The Energy and Environment Cabinet violated
parts of the Open Records Act by withholding internal emails and parts of
emails based on incorrect exemptions.
On Sept. 21, 2016, the Office of Attorney General Andy Beshear issued an
opinion in the Open Records appeal of In
re: Cathy Goguen/Energy and Environment Cabinet, 16-ORD-208.
Goguen submitted an Open Records request to the cabinet on
June 24 stating a previous request had not been received by her in regard to
a complaint and report related to the Americans with Disabilities Act.
Five days later she sent a follow-up email to the cabinet
requesting a status update on the requested documents relating to email records
or reports to a Nina Hockensmith from various persons.

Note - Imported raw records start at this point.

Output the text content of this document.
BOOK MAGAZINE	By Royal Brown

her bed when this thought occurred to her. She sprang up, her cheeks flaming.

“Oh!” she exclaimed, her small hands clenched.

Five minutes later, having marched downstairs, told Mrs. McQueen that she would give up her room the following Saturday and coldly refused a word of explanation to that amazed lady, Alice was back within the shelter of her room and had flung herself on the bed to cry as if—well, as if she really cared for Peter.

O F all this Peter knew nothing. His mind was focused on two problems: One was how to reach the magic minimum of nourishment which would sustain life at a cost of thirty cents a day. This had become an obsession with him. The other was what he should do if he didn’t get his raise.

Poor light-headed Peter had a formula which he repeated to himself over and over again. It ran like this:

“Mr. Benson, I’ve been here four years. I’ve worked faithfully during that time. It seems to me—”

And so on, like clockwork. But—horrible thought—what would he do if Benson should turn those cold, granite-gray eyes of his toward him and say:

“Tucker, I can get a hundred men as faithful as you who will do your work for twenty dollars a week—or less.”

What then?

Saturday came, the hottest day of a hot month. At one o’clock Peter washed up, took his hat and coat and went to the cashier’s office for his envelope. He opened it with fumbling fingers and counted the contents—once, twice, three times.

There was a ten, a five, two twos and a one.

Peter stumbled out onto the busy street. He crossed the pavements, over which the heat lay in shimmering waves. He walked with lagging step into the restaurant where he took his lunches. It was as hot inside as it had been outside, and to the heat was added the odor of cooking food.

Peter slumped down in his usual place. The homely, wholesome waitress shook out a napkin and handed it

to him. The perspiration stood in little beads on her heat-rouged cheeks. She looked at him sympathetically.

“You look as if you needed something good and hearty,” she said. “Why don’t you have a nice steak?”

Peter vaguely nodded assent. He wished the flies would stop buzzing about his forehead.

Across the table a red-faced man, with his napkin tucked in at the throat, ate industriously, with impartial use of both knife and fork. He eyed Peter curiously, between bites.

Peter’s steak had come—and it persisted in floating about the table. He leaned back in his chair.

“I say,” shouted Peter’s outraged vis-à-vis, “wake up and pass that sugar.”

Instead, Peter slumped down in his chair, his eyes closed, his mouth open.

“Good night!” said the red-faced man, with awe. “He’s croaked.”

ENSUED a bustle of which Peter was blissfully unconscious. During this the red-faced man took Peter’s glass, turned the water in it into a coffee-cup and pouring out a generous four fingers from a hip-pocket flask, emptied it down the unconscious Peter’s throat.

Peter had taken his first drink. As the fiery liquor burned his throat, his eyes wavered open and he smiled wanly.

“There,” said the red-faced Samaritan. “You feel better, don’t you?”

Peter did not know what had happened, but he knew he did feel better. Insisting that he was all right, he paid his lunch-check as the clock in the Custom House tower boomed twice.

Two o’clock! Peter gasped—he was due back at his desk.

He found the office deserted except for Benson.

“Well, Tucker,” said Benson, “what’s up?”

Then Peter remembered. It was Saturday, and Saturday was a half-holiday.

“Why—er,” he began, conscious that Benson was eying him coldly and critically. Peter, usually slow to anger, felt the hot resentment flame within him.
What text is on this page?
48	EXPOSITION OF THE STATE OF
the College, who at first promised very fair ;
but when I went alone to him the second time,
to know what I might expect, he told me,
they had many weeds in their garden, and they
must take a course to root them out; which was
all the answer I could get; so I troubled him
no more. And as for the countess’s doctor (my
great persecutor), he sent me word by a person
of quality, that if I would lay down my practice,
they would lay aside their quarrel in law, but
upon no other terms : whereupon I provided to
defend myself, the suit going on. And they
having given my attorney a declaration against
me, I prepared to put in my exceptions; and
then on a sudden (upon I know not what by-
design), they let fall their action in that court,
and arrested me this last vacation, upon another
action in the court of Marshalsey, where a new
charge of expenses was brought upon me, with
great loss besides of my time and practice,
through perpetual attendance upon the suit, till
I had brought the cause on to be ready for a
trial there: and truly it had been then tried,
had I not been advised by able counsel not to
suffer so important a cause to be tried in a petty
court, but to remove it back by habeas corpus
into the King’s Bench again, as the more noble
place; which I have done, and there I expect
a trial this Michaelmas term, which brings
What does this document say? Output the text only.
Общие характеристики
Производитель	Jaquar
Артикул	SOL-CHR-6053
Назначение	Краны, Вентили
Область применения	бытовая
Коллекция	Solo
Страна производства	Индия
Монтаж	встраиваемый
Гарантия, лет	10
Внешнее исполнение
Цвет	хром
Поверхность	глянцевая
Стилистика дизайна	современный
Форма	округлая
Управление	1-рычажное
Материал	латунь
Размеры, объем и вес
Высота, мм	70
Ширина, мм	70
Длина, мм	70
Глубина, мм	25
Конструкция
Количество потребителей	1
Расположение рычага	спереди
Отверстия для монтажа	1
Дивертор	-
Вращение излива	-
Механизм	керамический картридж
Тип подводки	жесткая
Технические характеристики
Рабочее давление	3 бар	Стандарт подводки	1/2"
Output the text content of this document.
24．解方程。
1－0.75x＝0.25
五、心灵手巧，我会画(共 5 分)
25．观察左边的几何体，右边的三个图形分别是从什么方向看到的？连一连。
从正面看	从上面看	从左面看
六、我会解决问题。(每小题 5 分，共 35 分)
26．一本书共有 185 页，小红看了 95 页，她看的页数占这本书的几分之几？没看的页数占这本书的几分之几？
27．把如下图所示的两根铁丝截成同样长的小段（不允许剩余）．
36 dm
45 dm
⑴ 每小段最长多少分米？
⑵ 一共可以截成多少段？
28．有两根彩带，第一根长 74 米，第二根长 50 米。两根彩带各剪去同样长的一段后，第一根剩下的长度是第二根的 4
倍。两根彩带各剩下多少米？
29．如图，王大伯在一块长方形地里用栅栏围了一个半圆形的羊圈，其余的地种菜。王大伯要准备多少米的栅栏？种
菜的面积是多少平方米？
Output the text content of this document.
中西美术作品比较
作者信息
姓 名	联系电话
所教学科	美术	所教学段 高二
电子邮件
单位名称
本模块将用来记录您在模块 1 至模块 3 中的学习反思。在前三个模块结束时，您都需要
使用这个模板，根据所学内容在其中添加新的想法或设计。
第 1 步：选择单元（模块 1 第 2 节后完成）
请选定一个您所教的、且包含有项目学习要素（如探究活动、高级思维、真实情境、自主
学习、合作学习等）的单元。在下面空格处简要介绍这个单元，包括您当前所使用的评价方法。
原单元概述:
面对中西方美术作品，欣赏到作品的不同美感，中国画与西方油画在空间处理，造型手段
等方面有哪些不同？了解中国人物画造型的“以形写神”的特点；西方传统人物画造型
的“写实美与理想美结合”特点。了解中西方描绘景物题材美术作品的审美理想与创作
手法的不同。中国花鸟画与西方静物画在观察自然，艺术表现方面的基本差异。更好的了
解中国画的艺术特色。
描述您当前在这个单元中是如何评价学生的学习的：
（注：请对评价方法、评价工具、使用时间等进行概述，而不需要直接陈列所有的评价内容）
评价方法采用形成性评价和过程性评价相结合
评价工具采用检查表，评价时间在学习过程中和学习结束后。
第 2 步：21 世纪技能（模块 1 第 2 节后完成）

On June 29, the day of the follow-up email, the cabinet
responded. It stated it was still conducting search for records, stating
officials anticipated having the records obtained and ready by July 8. Immediately
Goguen replied that her first request was in May and she had not received that request
yet, and added to her request.
Goguen also appealed to Beshear’s office on June 29 as well,
stating the records were not provided in a timely manner and it had not
released all records.
On July 11, the cabinet said it had responded to
Open Records request from Goguen 11 times since April in relation to 19
requests, with 312 documents provided to her since April. It also stated
that it produced records to Goguen on June 30, and thus requested the appeal be
dismissed as moot.
The cabinet attached an email dated June 30 to its response,
where it stated that documents would be provided via a secure internet-based
website where Goguen must log in to view the non-exempt records, but that 115
were exempt under KRS 61.872(1)(i) and (j), which are the internal and
attorney-client privilege exceptions.
Other emails were attached to the
response.
Beshear’s office requested to view the emails in question
and asked the agency if any final action had been taken. The cabinet responded
with the documents and noted that a letter from Hockensmith stated there was no
ADA violation and no further action would be taken.
After reviewing emails claimed to be exempt under the
internal-preliminary exemption, Beshear found that many of them consisted
solely of factual communications, rather than recommendations or opinions. Thus
they do not fall within the exemption, and the cabinet violated the Open
Records Act in withholding them.
Beshear found that the parts of the emails that contained
legal advice were exempt, but the emails with information that was available before being sent to the attorney were not exempt as privileged materials,
again meaning the cabinet violated the Open Records Act.